NATO geri döndü – Gündem Gazetesi

xheight

New member
Geçen hafta Litvanya’nın Vilnius kentinde düzenlenen NATO zirvesinde dikkatlerin çoğu, grubun savaşın sarstığı Ukrayna’ya acil üyelik teklifini reddetmesine odaklandı, ancak uluslararası güvenlik uzmanları en önemli şeyin NATO’nun son yıllardaki çöküşünün ardından geri dönmüş gibi göründüğünü söylüyor. Finlandiya’nın gemide ve İsveç’in resmi üyeliğe yakın olmasıyla, NATO’nun zirvesini Rusya’nın Ukrayna’yı işgalinden kaynaklanan toplu güvenlik endişeleriyle birleşerek ve yeniden canlandırarak kapattığını söylüyorlar. II. Dünya Savaşı’ndan sonra, kısmen Sovyet yayılmacılığına karşı korumak için kurulan ittifakın Avrupa, Baltık Denizi ve Kuzey Kutup Dairesi’ndeki mevcut bölgesel hakimiyeti, 74 yıllık tarihinde hiç bu kadar büyük olmamıştı.

Büyükelçi Douglas Lute, MPA ’83, 2013’ten 2017’ye kadar ABD’nin NATO Daimi Temsilcisi olarak görev yapmış, madalyalı (emekli) bir ABD Ordusu korgeneralidir. Lute, Belfer Center üyesi olarak 2019’da Nicholas Burns, şu anda ABD’nin Çin büyükelçisi olan eski Gündem Kennedy Okulu profesörü, NATO’nun belirsiz geleceği hakkında.
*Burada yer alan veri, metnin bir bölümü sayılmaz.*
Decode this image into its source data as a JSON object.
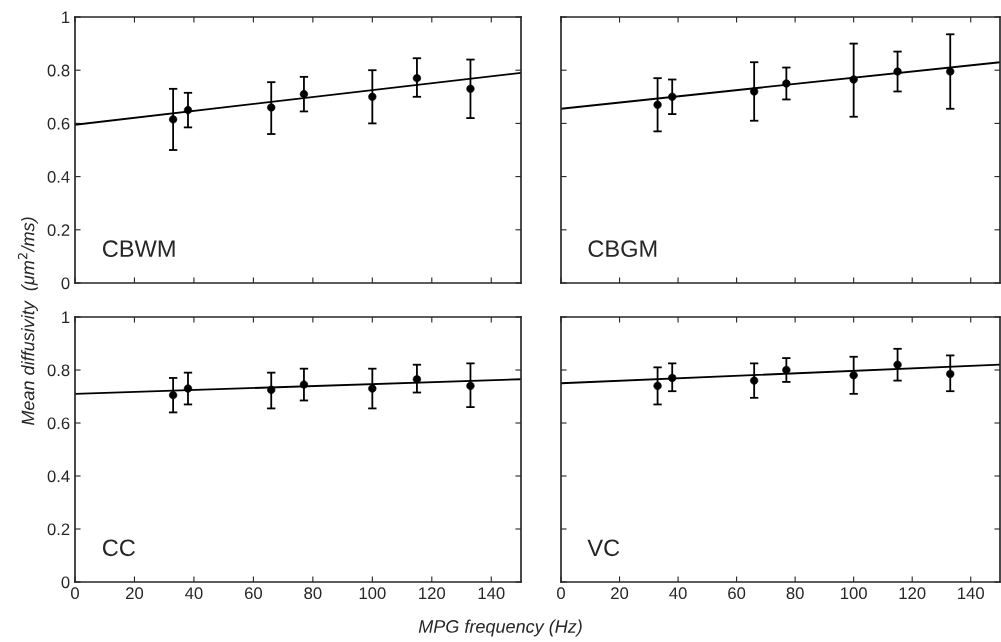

Gazete’ye İsveç’in önemi ve Finlandiya’nın katılma arzusu ve Ukrayna’nın üyelik umutları hakkında konuştu. Röportaj netlik ve uzunluk için düzenlendi.

GAZETE: Finlandiya ve yakında İsveç’in de eklenmesiyle NATO güçleri şimdi ne kadar yetenekli?

LUT: Onlar olmasa bile, NATO tarihin açık ara en güçlü askeri ittifakıdır. Belki 2. Dünya Savaşı’ndaki koalisyon daha güçlüydü, ancak barış zamanı askeri ittifakları ve uzun süreli askeri ittifaklar açısından NATO’nun tarihsel bir rakibi yok. Rusya’yı da içerecek şekilde, askeri yetenek açısından herhangi bir potansiyel tehdidi şimdiden geride bırakıyor.

İsveç ve Finlandiya’yı eklemenin temel avantajı kısmen coğrafidir, çünkü konumları NATO’nun Baltık Denizi’ndeki askeri rolüne kapasite veya güvenilirlik katmaktadır. Bu ikisini eklemek, yalnızca Baltık Denizi’ndeki Rus kıyı şeridinin NATO’nun dışında olduğu ve Rus Baltık Denizi filosunun şu anda esasen NATO kapasitesiyle çevrili olduğu anlamına gelir.

Ayrıca, kutupsal bir bakış açısıyla, Arktik Konseyi’nin sekiz üyesi vardır. (Bunlar Kuzey Kutup Dairesi üzerinde coğrafyaya sahip ülkeler.) Ve şimdi sekiz ülkeden yedisi NATO müttefiki. Özellikle iklim Kuzey Kutbu bölgesinde ticaret yollarını açarken, Kuzey Kutup Konseyi üyeleri arasında bu tür bir NATO müttefiki ses de önemlidir. İsveç ve Finlandiya’nın eklenmesi, belki de Baltıklar ve Polonya hariç, muhtemelen Soğuk Savaş’ın sona ermesinden bu yana yeni üyelerin en önemli katılımıdır. Bu çok önemli; bu tarihi.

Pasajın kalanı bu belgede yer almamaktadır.